Tribunal to decide PNU's fate as row over dissolution deepens

Meru Governor Peter Munya (right) and Party of National Unity executive director Paul Rukaria during the hearing of PNU-Jubilee merger case by a Political Parties Dispute Tribunal at Milimani Law Courts in Nairobi yesterday. (PHOTO: DAVID NJAAGA/ STANDARD)

The folding up of the Party of National Unity (PNU) to join President Uhuru Kenyatta’s Jubilee Party was unprocedural, a group told the Political Parties Tribunal.

PNU Secretary General John Anunda yesterday said that John Kamama, who declared the dissolution of the party, was not the chairman of the outfit.

He explained that Mr Kamama had not been gazetted by the Registrar of Political Parties and thus could not append his signature on the resolution for PNU to join Jubilee.

The secretary general also said that Kamama could not have given the green light for the party to fold up without the blessings from the National Delegates Council (NDC).

The tribunal heard that documents used by officials who were pro-merger had been ‘cooked’.

“There is nowhere that shows that Kamama is PNU chairman. The process was an illegality and the only remedy available is to declare the merger between Jubilee and PNU a nullity,” said Mr Anunda.

The Registrar of Political Parties Lucy Ndung’u told the tribunal that PNU officials protesting about the merger never raised any objection to the office.

Political Parties Tribunal heard that the seven day-window provided by the Political Parties Act for filing of complaints lapsed without any one raising questions about the merger.

The registrar, through lawyer Mark Oloo, said that gazetting of the merger was within the law and thus the case before the tribunal had no basis.

“They did not raise objections to the merger within the seven days,” the tribunal heard.

She said that she could have stopped the gazettement if they had raised complaints.

The registrar said that she had to gazette the dissolution the following day after the announcement of the merger since there could have been a vacuum in respect to President Uhuru Kenyatta and his deputy William Ruto.

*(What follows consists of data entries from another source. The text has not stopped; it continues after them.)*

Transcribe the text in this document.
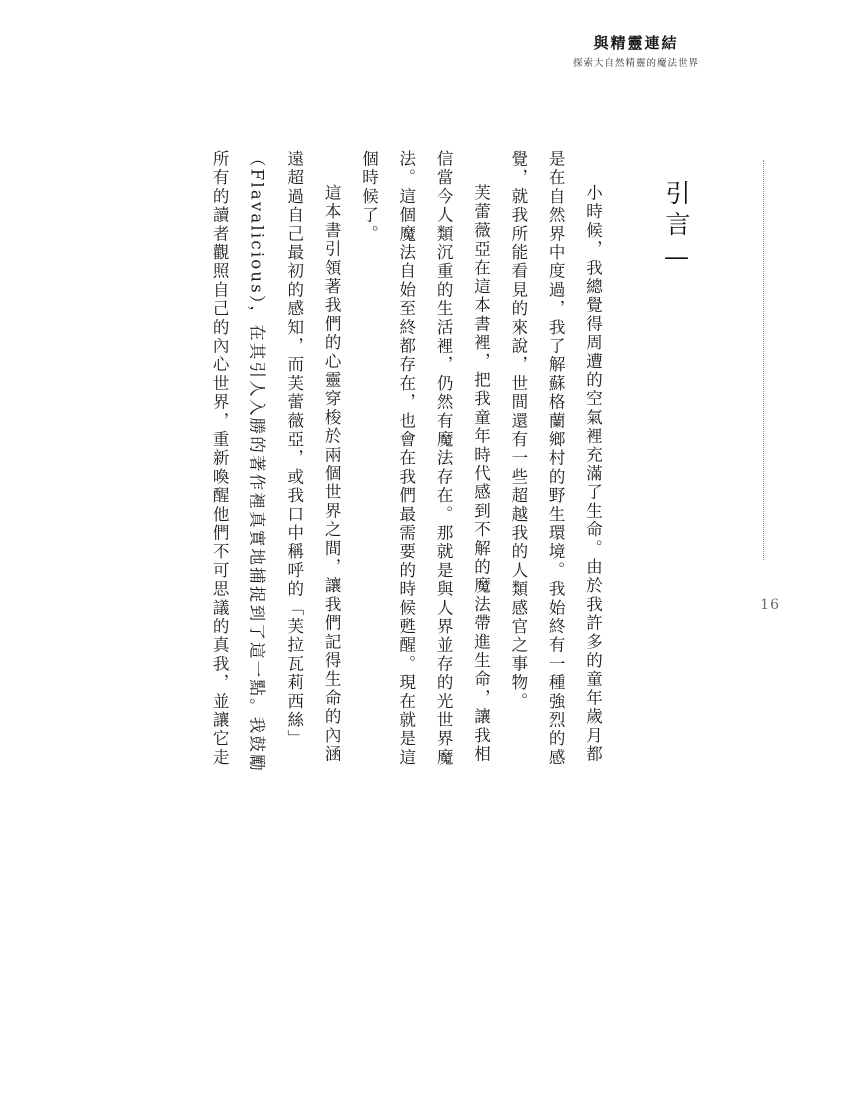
與精靈連結
探索大自然精靈的魔法世界
16
引言—
小時候，我總覺得周遭的空氣裡充滿了生命。由於我許多的童年歲月都
是在自然界中度過，我了解蘇格蘭鄉村的野生環境。我始終有一種強烈的感
覺，就我所能看見的來說，世間還有一些超越我的人類感官之事物。
芙蕾薇亞在這本書裡，把我童年時代感到不解的魔法帶進生命，讓我相
信當今人類沉重的生活裡，仍然有魔法存在。那就是與人界並存的光世界魔
法。這個魔法自始至終都存在，也會在我們最需要的時候甦醒。現在就是這
個時候了。
這本書引領著我們的心靈穿梭於兩個世界之間，讓我們記得生命的內涵
遠超過自己最初的感知，而芙蕾薇亞，或我口中稱呼的「芙拉瓦莉西絲」
（Flavalicious），在其引人入勝的著作裡真實地捕捉到了這一點。我鼓勵
所有的讀者觀照自己的內心世界，重新喚醒他們不可思議的真我，並讓它走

“If we did not gazette the merger, someone could have come up and claimed that the president and his deputy did not have parties and thus ought not to lead the country,” he said.

Challenged

On the other hand, Kamama, through lawyer Hillary Sigei, told the tribunal that Anunda could not have signed the merger since his position was being challenged.

The lawyer said that his client ceased to be the chairman only after the merger of the parties.

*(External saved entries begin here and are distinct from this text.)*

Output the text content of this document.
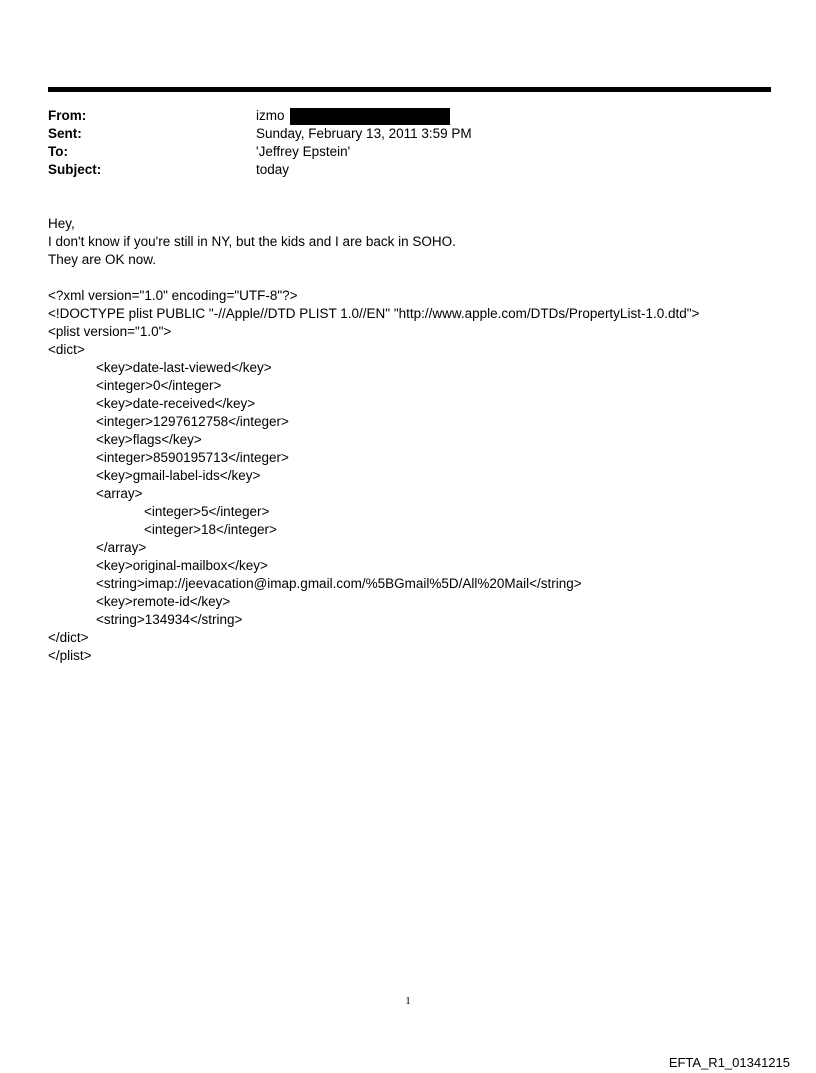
From:	izmo
Sent:	Sunday, February 13, 2011 3:59 PM
To:	'Jeffrey Epstein'
Subject:	today
Hey,
I don't know if you're still in NY, but the kids and I are back in SOHO.
They are OK now.
<?xml version="1.0" encoding="UTF-8"?>
<!DOCTYPE plist PUBLIC "-//Apple//DTD PLIST 1.0//EN" "http://www.apple.com/DTDs/PropertyList-1.0.dtd">
<plist version="1.0">
<dict>
<key>date-last-viewed</key>
<integer>0</integer>
<key>date-received</key>
<integer>1297612758</integer>
<key>flags</key>
<integer>8590195713</integer>
<key>gmail-label-ids</key>
<array>
<integer>5</integer>
<integer>18</integer>
</array>
<key>original-mailbox</key>
<string>imap://jeevacation@imap.gmail.com/%5BGmail%5D/All%20Mail</string>
<key>remote-id</key>
<string>134934</string>
</dict>
</plist>
1
EFTA_R1_01341215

Mr Sigei added that Kamama became PNU’s chairman in 2015 but was not gazetted.

The tribunal heard that Kamama had all along been acknowledged as the chairman but when the row erupted, the splinter group claimed he had been illegally operating as the chairman.

The lawyer said that wrangles within the party could not have blocked the merger.

The tribunal will rule on the case on October 26.